The division between storytelling and gameplay is, ultimately, artificial, Pratchett argues. "It's all story, at the end of the day," she says. "Narrative actually saturates every facet of a game world -- be it the level design, the gameplay mechanics, the characters, soundscape, etcetera."
"From a narrative perspective, I wanted to make sure that the gameplay mechanics fed back into Lara's character make-up... Looking at gameplay mechanics is often a good jumping-off point when putting together someone like Lara. It's working backwards a little bit, but it means there's not so much of a disconnect between character and action.
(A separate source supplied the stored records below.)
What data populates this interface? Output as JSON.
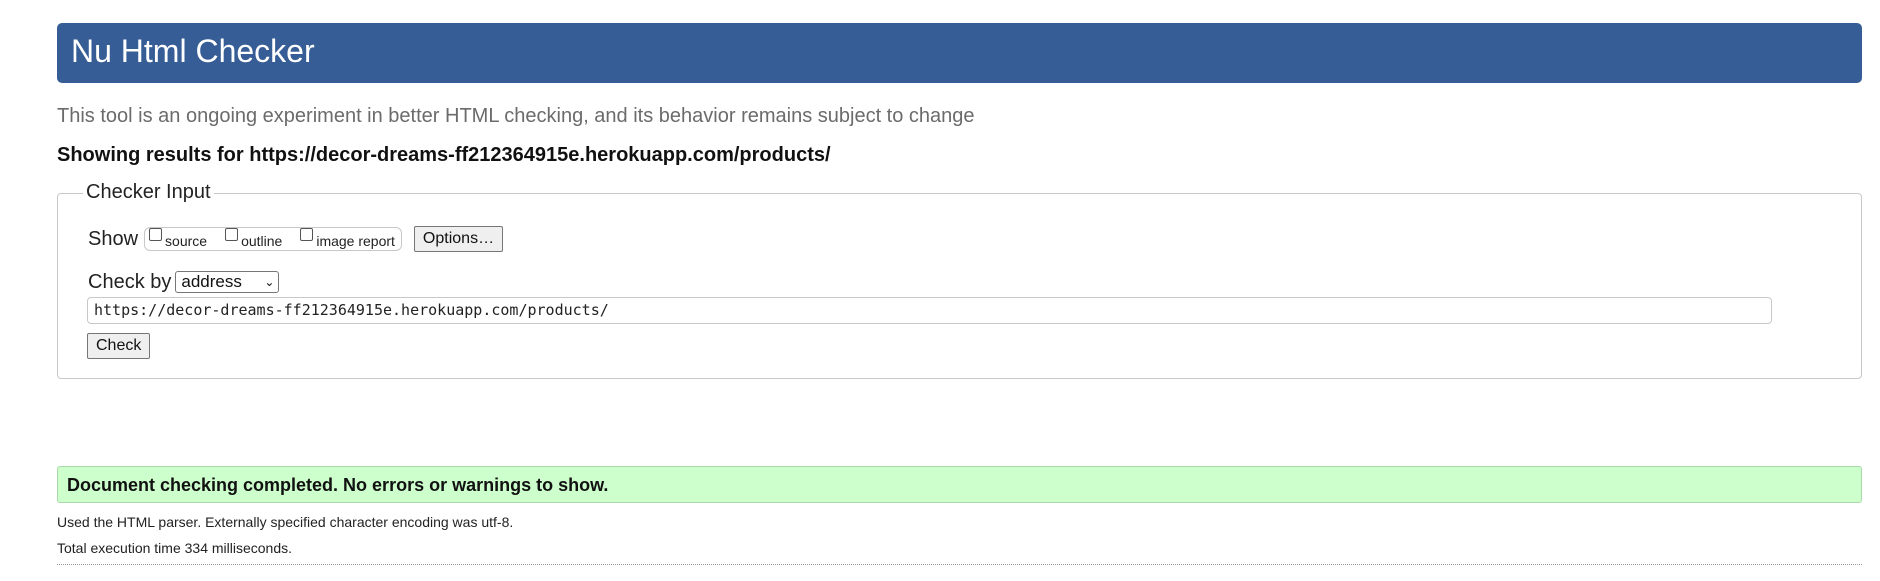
{
  "header": {
    "title": "Nu Html Checker",
    "bg_color": "#365d95"
  },
  "subtitle": "This tool is an ongoing experiment in better HTML checking, and its behavior remains subject to change",
  "showing": {
    "label": "Showing results for",
    "url": "https://decor-dreams-ff212364915e.herokuapp.com/products/"
  },
  "checker_input": {
    "legend": "Checker Input",
    "show_label": "Show",
    "checkboxes": [
      {
        "label": "source",
        "checked": false
      },
      {
        "label": "outline",
        "checked": false
      },
      {
        "label": "image report",
        "checked": false
      }
    ],
    "options_button": "Options…",
    "check_by_label": "Check by",
    "check_by_selected": "address",
    "url_value": "https://decor-dreams-ff212364915e.herokuapp.com/products/",
    "check_button": "Check"
  },
  "result": {
    "message": "Document checking completed. No errors or warnings to show.",
    "bg_color": "#ccffcc"
  },
  "details": {
    "parser": "Used the HTML parser. Externally specified character encoding was utf-8.",
    "time": "Total execution time 334 milliseconds."
  }
}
The bravery, tenacity and resourcefulness that Lara shows during the gameplay are definitely reflected in her personality."
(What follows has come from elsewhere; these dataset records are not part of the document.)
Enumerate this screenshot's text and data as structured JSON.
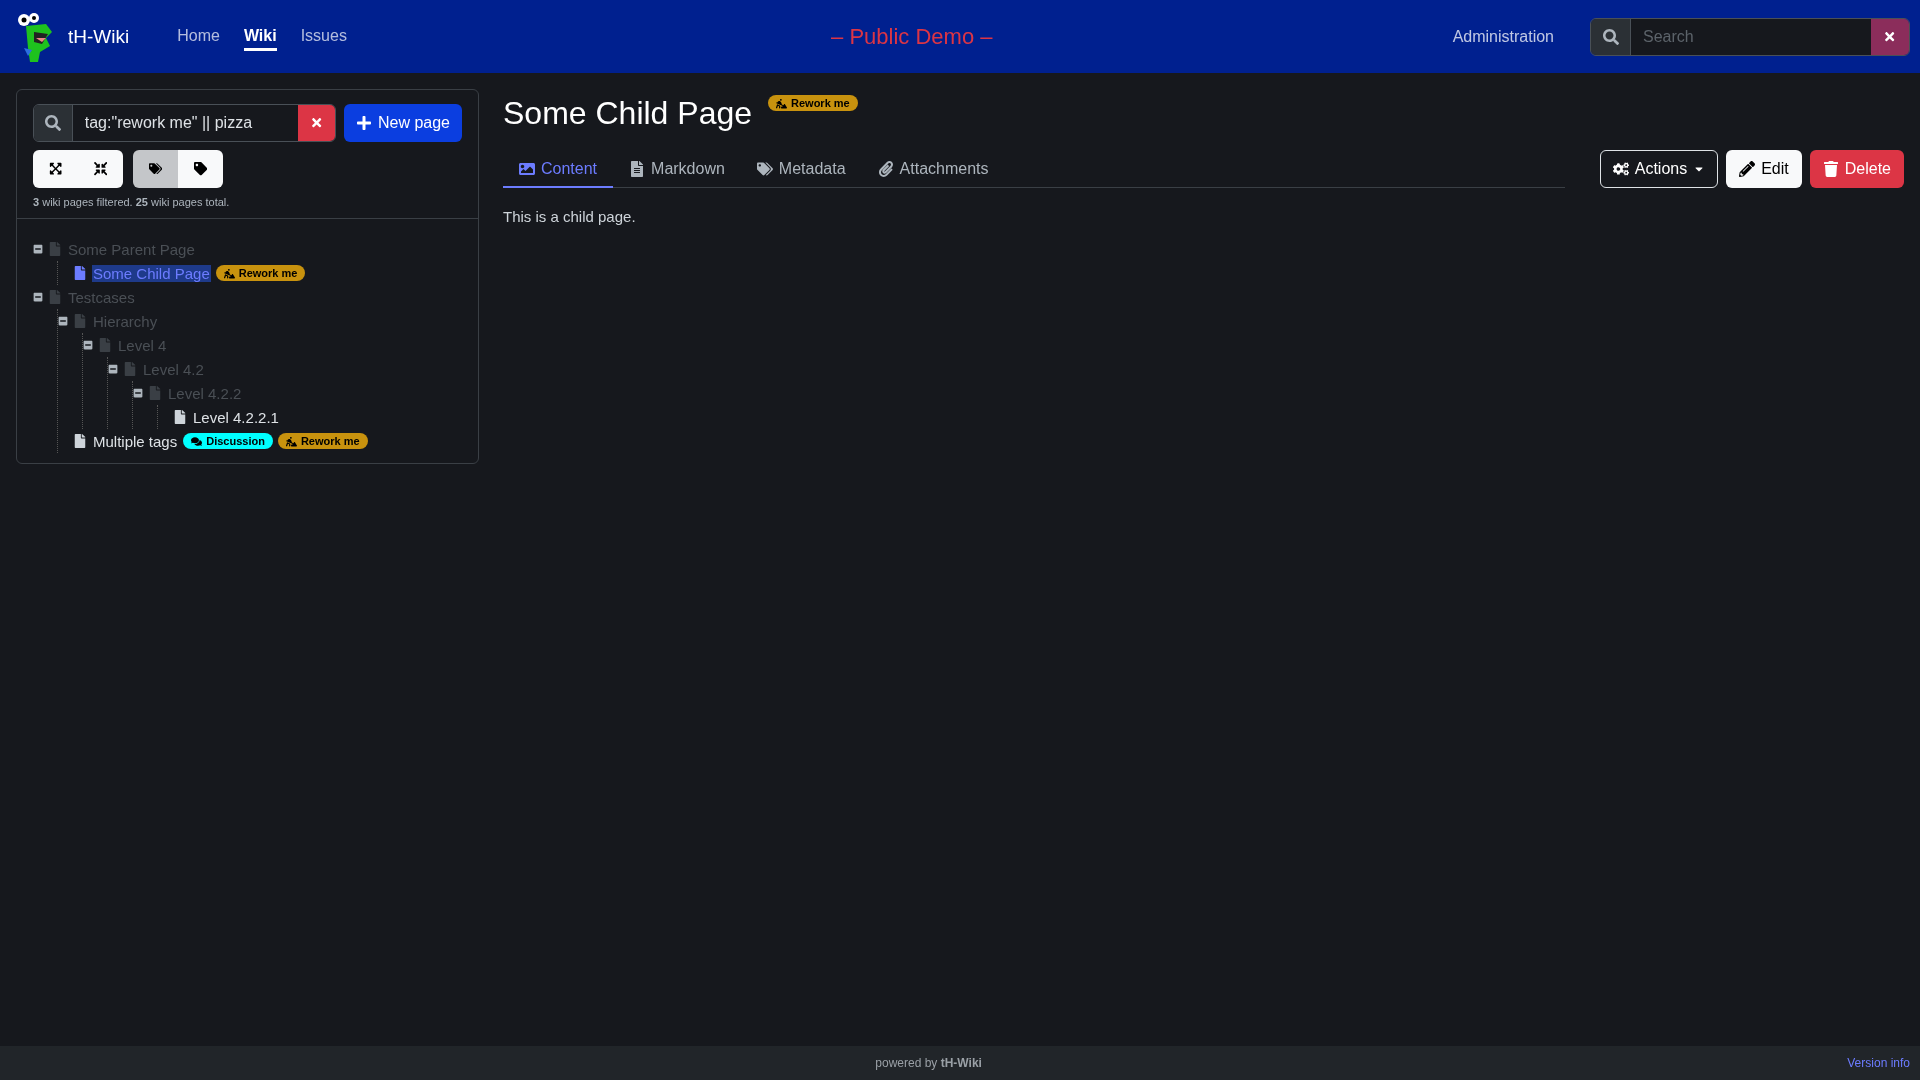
{
  "navbar": {
    "brand": "tH-Wiki",
    "links": [
      {
        "label": "Home",
        "selected": false
      },
      {
        "label": "Wiki",
        "selected": true
      },
      {
        "label": "Issues",
        "selected": false
      }
    ],
    "banner": "– Public Demo –",
    "admin_link": "Administration",
    "search": {
      "placeholder": "Search"
    }
  },
  "sidebar": {
    "filter": {
      "value": "tag:\"rework me\" || pizza"
    },
    "new_page_button": "New page",
    "tag_toggles": [
      {
        "kind": "tags",
        "selected": true
      },
      {
        "kind": "tag",
        "selected": false
      }
    ],
    "summary": "**3** wiki pages filtered. **25** wiki pages total.",
    "tree": [
      {
        "title": "Some Parent Page",
        "matched": false,
        "selected": false,
        "expanded": true,
        "children": [
          {
            "title": "Some Child Page",
            "matched": true,
            "selected": true,
            "tags": [
              {
                "label": "Rework me",
                "kind": "rework"
              }
            ]
          }
        ]
      },
      {
        "title": "Testcases",
        "matched": false,
        "selected": false,
        "expanded": true,
        "children": [
          {
            "title": "Hierarchy",
            "matched": false,
            "selected": false,
            "expanded": true,
            "children": [
              {
                "title": "Level 4",
                "matched": false,
                "selected": false,
                "expanded": true,
                "children": [
                  {
                    "title": "Level 4.2",
                    "matched": false,
                    "selected": false,
                    "expanded": true,
                    "children": [
                      {
                        "title": "Level 4.2.2",
                        "matched": false,
                        "selected": false,
                        "expanded": true,
                        "children": [
                          {
                            "title": "Level 4.2.2.1",
                            "matched": true,
                            "selected": false
                          }
                        ]
                      }
                    ]
                  }
                ]
              }
            ]
          },
          {
            "title": "Multiple tags",
            "matched": true,
            "selected": false,
            "tags": [
              {
                "label": "Discussion",
                "kind": "discussion"
              },
              {
                "label": "Rework me",
                "kind": "rework"
              }
            ]
          }
        ]
      }
    ]
  },
  "page": {
    "title": "Some Child Page",
    "tags": [
      {
        "label": "Rework me",
        "kind": "rework"
      }
    ],
    "tabs": [
      {
        "label": "Content",
        "kind": "content",
        "selected": true
      },
      {
        "label": "Markdown",
        "kind": "markdown",
        "selected": false
      },
      {
        "label": "Metadata",
        "kind": "metadata",
        "selected": false
      },
      {
        "label": "Attachments",
        "kind": "attachments",
        "selected": false
      }
    ],
    "actions": [
      {
        "label": "Actions",
        "kind": "actions"
      },
      {
        "label": "Edit",
        "kind": "edit"
      },
      {
        "label": "Delete",
        "kind": "delete"
      }
    ],
    "content": "This is a child page."
  },
  "footer": {
    "powered": "powered by **tH-Wiki**",
    "version_link": "Version info"
  }
}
Working backwards to flesh out a game character may be a great tactic -- but it's not as if Pratchett really had any choice. When she became invovled in the project, the game's cast was roughed in "in avatar form." She spent "serious time defining a world narrative and characters" -- work she considers "extremely important, because it gives you a solid basis to work upon."
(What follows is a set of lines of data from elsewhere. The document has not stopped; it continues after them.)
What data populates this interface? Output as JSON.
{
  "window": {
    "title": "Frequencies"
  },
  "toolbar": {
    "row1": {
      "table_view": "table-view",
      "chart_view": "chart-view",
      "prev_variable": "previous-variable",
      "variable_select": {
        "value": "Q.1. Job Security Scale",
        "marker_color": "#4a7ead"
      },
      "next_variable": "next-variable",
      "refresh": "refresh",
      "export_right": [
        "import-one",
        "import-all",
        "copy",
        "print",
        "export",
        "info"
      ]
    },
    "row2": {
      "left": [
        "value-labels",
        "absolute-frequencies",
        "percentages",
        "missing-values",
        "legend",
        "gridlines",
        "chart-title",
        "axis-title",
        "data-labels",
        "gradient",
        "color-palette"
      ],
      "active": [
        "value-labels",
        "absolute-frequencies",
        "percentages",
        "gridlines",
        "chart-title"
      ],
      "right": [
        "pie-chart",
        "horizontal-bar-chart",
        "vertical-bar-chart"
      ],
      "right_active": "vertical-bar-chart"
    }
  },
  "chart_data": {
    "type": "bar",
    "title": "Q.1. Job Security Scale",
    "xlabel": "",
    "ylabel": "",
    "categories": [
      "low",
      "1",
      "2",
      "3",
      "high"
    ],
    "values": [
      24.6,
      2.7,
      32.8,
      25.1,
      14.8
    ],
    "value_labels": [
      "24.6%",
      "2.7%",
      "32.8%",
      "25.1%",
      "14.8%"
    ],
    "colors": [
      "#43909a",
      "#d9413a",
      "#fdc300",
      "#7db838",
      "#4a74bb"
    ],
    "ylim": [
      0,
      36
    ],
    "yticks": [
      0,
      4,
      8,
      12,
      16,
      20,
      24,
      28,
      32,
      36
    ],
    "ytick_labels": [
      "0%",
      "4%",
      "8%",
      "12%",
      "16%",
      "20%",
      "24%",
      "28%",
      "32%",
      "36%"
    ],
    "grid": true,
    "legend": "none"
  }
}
"It's important for writers to understand how the whole iceberg is constructed, even if what players experience is only the tip," she says. "I spent a long time constructing bios, treatments and meta-scripts before I actually started writing a single word -- which is exactly how it should be."
This is a big problem with most game writing, Pratchett argues. "Not enough thought goes into defining the logic of a game world, which is something that narrative is very useful for doing," she says. "In general, logic is more important than realism."
The lack of proper integration of writers into the development process, she says, is part of the industry's growing pains: writing for games is a "young profession within a young industry."
In her view, this youthfulness means that there's a lack of understanding of how narrative functions; "the industry's general narrative literacy is also pretty low, at least when compared to other entertainment fields," Pratchett says. Writing -- and how best to utilize it -- is well understood in other creative media, but not all developers are used to leveraging its strengths.
That means that there are issues with how writers are integrated into the process, she says -- often "like square pegs trying to fit into round holes." Her worry is that, in general, "the industry is still wrestling with how best to use narrative professionals. Unfortunately, there's a great deal of misuse out there."
"Those [developers] that really know about the construction of good narrative, characterization, structure, and plot are few and far between (although the people that think they do are rife.) Moreover, the people that know how to work with narrative in games specifically are even rarer," Pratchett says.